Some members of the caravan crossed the border on foot, carrying over to the Mexican side those products which the regulations did not consider humanitarian aid. Among them, a wheelchair which Lucius, the first to cross, carried with a sign demanding: "Let Cuba live. Lift the embargo."
That first step across the border bridge led to his detention for 10 hours, but the die was already cast.
1993 was the year of the second caravan, and the obstacles, far from diminishing, once again tested his firmness and stand as a man of faith.

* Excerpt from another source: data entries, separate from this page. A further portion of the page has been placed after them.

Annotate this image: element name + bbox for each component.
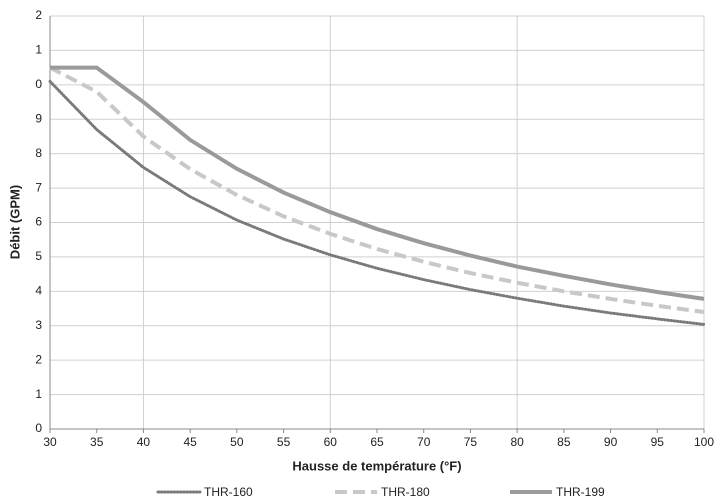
y-tick-label: 7 xyxy=(35,180,42,194)
y-axis-title: Débit (GPM) xyxy=(7,185,22,259)
y-tick-label: 2 xyxy=(35,8,42,22)
x-tick-label: 65 xyxy=(370,435,384,449)
x-tick-label: 95 xyxy=(651,435,665,449)
y-tick-label: 0 xyxy=(35,77,42,91)
y-tick-label: 4 xyxy=(35,284,42,298)
x-tick-label: 35 xyxy=(90,435,104,449)
x-tick-label: 70 xyxy=(417,435,431,449)
y-tick-label: 3 xyxy=(35,318,42,332)
line xyxy=(50,65,705,301)
x-tick-label: 55 xyxy=(277,435,291,449)
line xyxy=(48,79,706,326)
y-tick-label: 6 xyxy=(35,215,42,229)
y-tick-label: 1 xyxy=(35,43,42,57)
x-tick-label: 85 xyxy=(557,435,571,449)
y-tick-label: 1 xyxy=(35,387,42,401)
x-tick-label: 100 xyxy=(694,435,714,449)
y-tick-label: 9 xyxy=(35,111,42,125)
line xyxy=(49,65,705,314)
x-tick-label: 40 xyxy=(137,435,151,449)
x-axis-title: Hausse de température (°F) xyxy=(292,458,461,473)
y-tick-label: 2 xyxy=(35,352,42,366)
y-tick-label: 0 xyxy=(35,421,42,435)
y-tick-label: 8 xyxy=(35,146,42,160)
legend-label: THR-180 xyxy=(381,485,430,499)
x-tick-label: 80 xyxy=(510,435,524,449)
y-tick-label: 5 xyxy=(35,249,42,263)
legend-label: THR-160 xyxy=(204,485,253,499)
legend-label: THR-199 xyxy=(556,485,605,499)
x-tick-label: 30 xyxy=(43,435,57,449)
x-tick-label: 45 xyxy=(183,435,197,449)
x-tick-label: 50 xyxy=(230,435,244,449)
x-tick-label: 90 xyxy=(604,435,618,449)
x-tick-label: 75 xyxy=(464,435,478,449)
x-tick-label: 60 xyxy=(324,435,338,449)
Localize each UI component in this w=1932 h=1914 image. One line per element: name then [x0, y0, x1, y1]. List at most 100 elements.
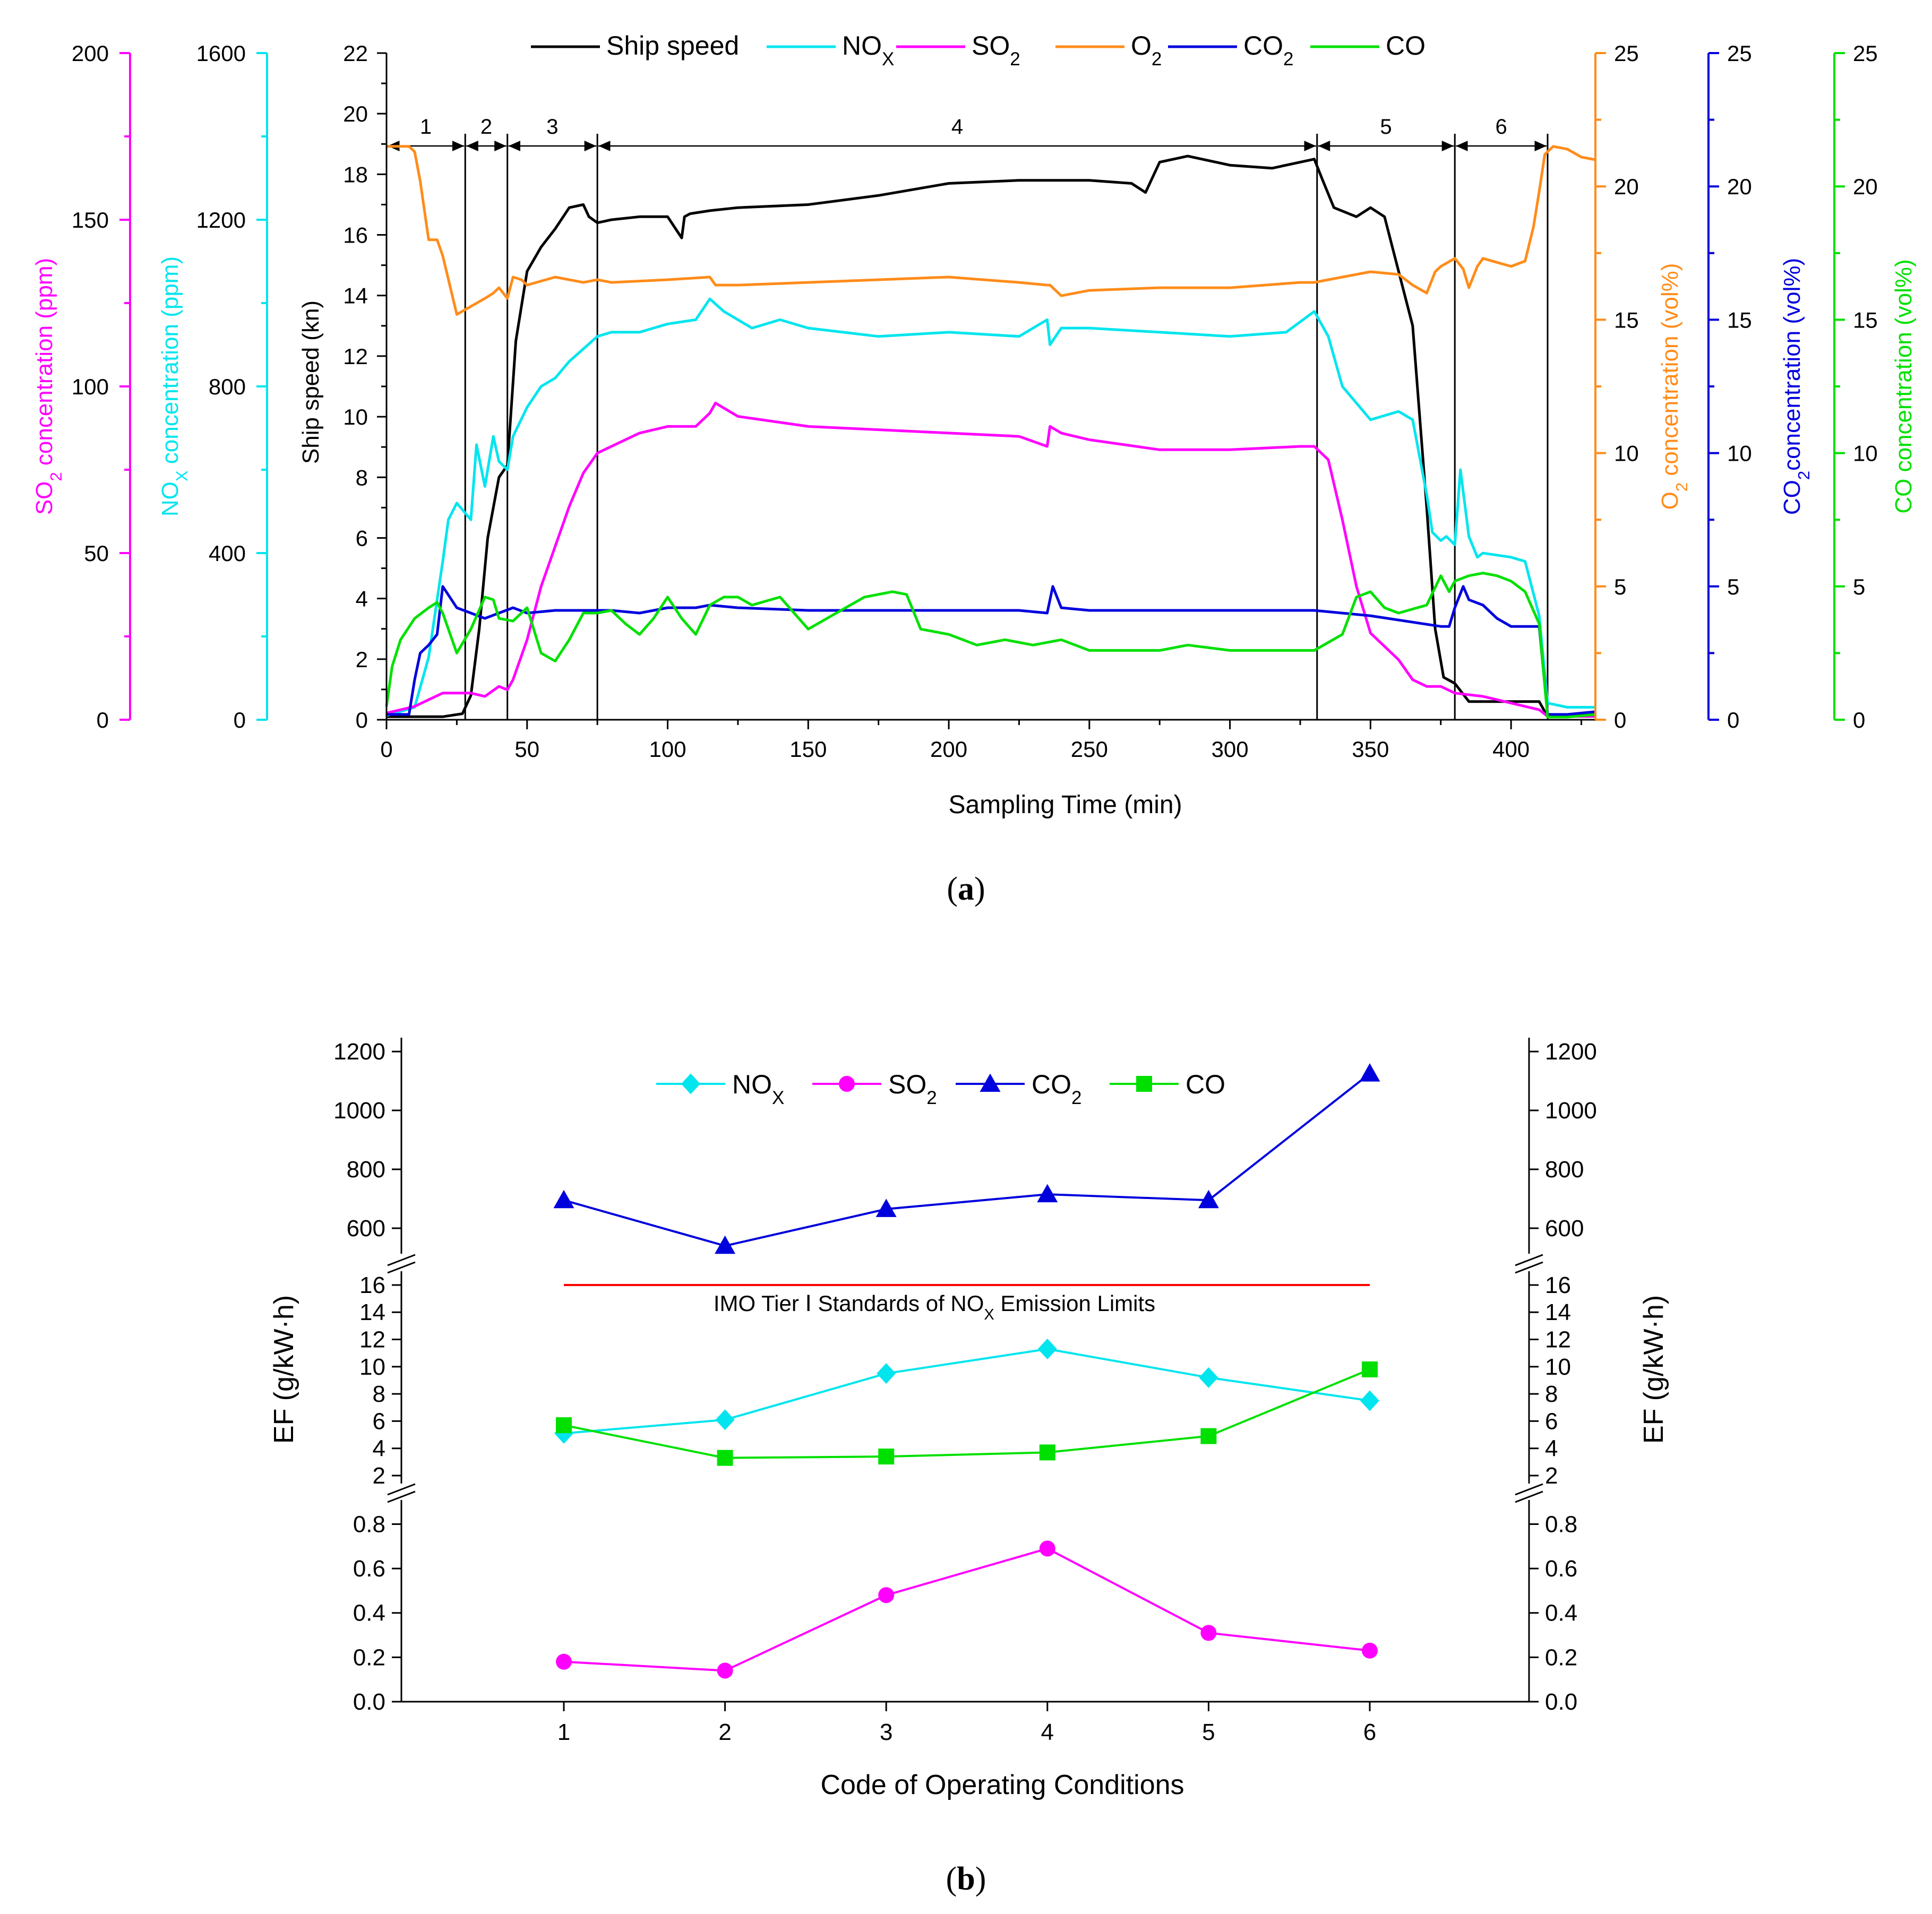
phase-label: 3	[546, 115, 558, 139]
legend-marker-b-co	[1136, 1076, 1152, 1092]
series-line-co	[563, 1368, 1370, 1459]
co-tick-label: 25	[1853, 41, 1878, 66]
data-point-co2	[715, 1235, 736, 1254]
legend-marker-b-co2	[980, 1073, 1001, 1092]
data-point-nox	[1199, 1367, 1218, 1388]
legend-label-b-so2-sub: 2	[926, 1088, 937, 1108]
right-tick-label: 800	[1545, 1157, 1584, 1183]
left-tick-label: 0.4	[353, 1600, 385, 1626]
left-tick-label: 0.6	[353, 1556, 385, 1582]
so2-tick-label: 50	[84, 541, 109, 566]
speed-axis-title: Ship speed (kn)	[298, 300, 324, 464]
left-tick-label: 10	[359, 1354, 385, 1380]
data-point-nox	[1360, 1390, 1379, 1411]
left-tick-label: 12	[359, 1327, 385, 1353]
imo-limit-label-sub: X	[984, 1306, 994, 1323]
data-point-co2	[1198, 1189, 1219, 1209]
axis-break-mark	[387, 1483, 416, 1496]
o2-axis-title-main: O	[1657, 492, 1683, 510]
x-tick-label-b: 4	[1041, 1719, 1054, 1745]
nox-tick-label: 1200	[196, 208, 246, 232]
series-line-o2	[387, 145, 1596, 316]
right-tick-label: 2	[1545, 1463, 1558, 1489]
x-tick-label: 250	[1071, 737, 1108, 762]
data-point-co2	[875, 1199, 897, 1217]
so2-tick-label: 150	[72, 208, 109, 232]
left-tick-label: 6	[373, 1408, 385, 1434]
axis-break-mark	[387, 1490, 416, 1503]
legend-label-nox-main: NO	[842, 31, 882, 61]
panel-b-caption: (b)	[946, 1861, 986, 1897]
data-point-co	[878, 1449, 895, 1465]
o2-axis-title-rest: concentration (vol%)	[1657, 263, 1683, 482]
so2-axis-title-sub: 2	[47, 472, 65, 481]
speed-tick-label: 12	[343, 344, 368, 369]
co-axis-title-main: CO concentration (vol%)	[1891, 259, 1917, 513]
speed-tick-label: 2	[356, 647, 368, 672]
o2-tick-label: 25	[1614, 41, 1639, 66]
speed-tick-label: 4	[356, 587, 368, 611]
speed-tick-label: 10	[343, 404, 368, 429]
co-tick-label: 10	[1853, 441, 1878, 466]
x-axis-title: Sampling Time (min)	[948, 791, 1182, 819]
legend-label-nox: NOX	[842, 31, 894, 70]
co2-tick-label: 20	[1727, 174, 1752, 199]
nox-tick-label: 1600	[196, 41, 246, 66]
so2-tick-label: 0	[97, 708, 109, 732]
legend-label-speed-main: Ship speed	[606, 31, 739, 61]
speed-tick-label: 16	[343, 223, 368, 248]
legend-label-o2: O2	[1131, 31, 1162, 70]
data-point-co	[1039, 1444, 1055, 1461]
imo-limit-label-rest: Emission Limits	[994, 1291, 1155, 1316]
co-tick-label: 15	[1853, 307, 1878, 332]
data-point-co2	[1359, 1063, 1380, 1082]
left-tick-label: 2	[373, 1463, 385, 1489]
legend-label-b-so2: SO2	[888, 1070, 937, 1108]
data-point-co	[1200, 1428, 1217, 1444]
legend-label-b-co2: CO2	[1032, 1070, 1081, 1108]
imo-limit-label: IMO Tier Ⅰ Standards of NOX Emission Lim…	[714, 1291, 1155, 1323]
data-point-co2	[1037, 1184, 1058, 1203]
series-line-so2	[386, 401, 1595, 718]
nox-axis-title: NOX concentration (ppm)	[157, 256, 191, 516]
legend-label-co2: CO2	[1243, 31, 1293, 70]
series-line-co2	[563, 1073, 1371, 1247]
legend-label-co: CO	[1386, 31, 1426, 61]
phase-label: 2	[480, 115, 492, 139]
data-point-co	[717, 1450, 733, 1466]
x-tick-label-b: 5	[1202, 1719, 1215, 1745]
axis-break-mark	[1515, 1254, 1543, 1266]
left-tick-label: 1200	[333, 1039, 385, 1065]
series-line-co	[385, 572, 1596, 719]
series-line-speed	[387, 154, 1596, 718]
nox-axis-title-main: NO	[157, 481, 183, 516]
series-line-co2	[387, 585, 1596, 716]
left-tick-label: 0.2	[353, 1644, 385, 1670]
x-tick-label: 50	[514, 737, 539, 762]
x-tick-label-b: 6	[1363, 1719, 1376, 1745]
data-point-co	[1362, 1361, 1378, 1377]
co2-axis-title-rest: concentration (vol%)	[1779, 258, 1805, 471]
x-tick-label: 350	[1352, 737, 1389, 762]
right-tick-label: 0.8	[1545, 1511, 1577, 1537]
phase-label: 5	[1380, 115, 1392, 139]
x-tick-label: 150	[789, 737, 827, 762]
right-tick-label: 0.0	[1545, 1689, 1577, 1715]
nox-tick-label: 400	[209, 541, 246, 566]
axis-break-mark	[387, 1261, 416, 1274]
so2-tick-label: 100	[72, 374, 109, 399]
right-tick-label: 4	[1545, 1436, 1558, 1462]
left-tick-label: 600	[347, 1215, 385, 1241]
right-tick-label: 10	[1545, 1354, 1571, 1380]
data-point-so2	[717, 1662, 733, 1679]
data-point-co2	[553, 1189, 574, 1209]
legend-label-b-co2-sub: 2	[1071, 1088, 1081, 1108]
legend-label-b-co: CO	[1186, 1070, 1225, 1099]
data-point-so2	[878, 1587, 895, 1603]
x-tick-label-b: 2	[718, 1719, 731, 1745]
phase-label: 1	[420, 115, 432, 139]
legend-label-so2-main: SO	[972, 31, 1010, 61]
phase-label: 6	[1495, 115, 1507, 139]
legend-label-so2: SO2	[972, 31, 1020, 70]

This time the customs agents confiscated a little yellow school bus on the strange pretext that it might be used to transport Cuban troops, and several members of the caravan responded with a prolonged fast, despite high temperatures in Laredo - more than 100 degrees - making their hunger strike more dangerous. Lucius Walker was once again the moral guide and example. The letter that he sent to President William Clinton, written on the thirteenth day of the fast, confirmed that: "Our determination to continue defending the rights of the poor and the dispossessed to receive religious and medical aid, without interference from the government, is not negotiable."
The yellow bus, liberated after 22 days of hunger strike, became a symbol of the combative spirit of the Reverend who, a few years later in 1996, led a similar fast for more than 90 days to demand the return of 395 computers taken by force from Caravan members.
Lucius was awarded the Carlos J. Finlay Order for the contribution of that equipment to modernize our health system; an honor bestowed on him by Comandante en Jefe Fidel Castro, who declared on that occasion, "Ethics, moral values and faith cannot be destroyed."
Moreover, Cuba awarded Reverend Walker the Order of Solidarity and the Medal of Friendship to his organization as a sign of respect and admiration for their continuous support of the island.
In addition to the Friendshipment Caravans, in the wake of Fidel’s humanitarian initiative to make it possible for youth from this continent and other nations to study at Havana’s Latin American School of Medicine, more than 100 youth from the poorest neighborhoods in the United States - under the coordination of Lucius Walker - are training to become doctors in Cuba and a number of them have already graduated.
More than 20 caravans have reached this land with their moral and material cargoes, and Pastors for Peace - which reflects in good measure the composition of the U.S. population - has contributed to introducing into the social psychology of part of that population the need to fight the blockade and for both countries to find a constructive rapprochement. According to its leader, "Whatever we do is, in the first place, a response to the love which Cuba has given to the world. Our solidarity is based on the importance of maintaining her example. I would not want to think of a world without Cuba."
In gratitude, we Cubans would have to say that we do not want to think of a world without Lucius Walker.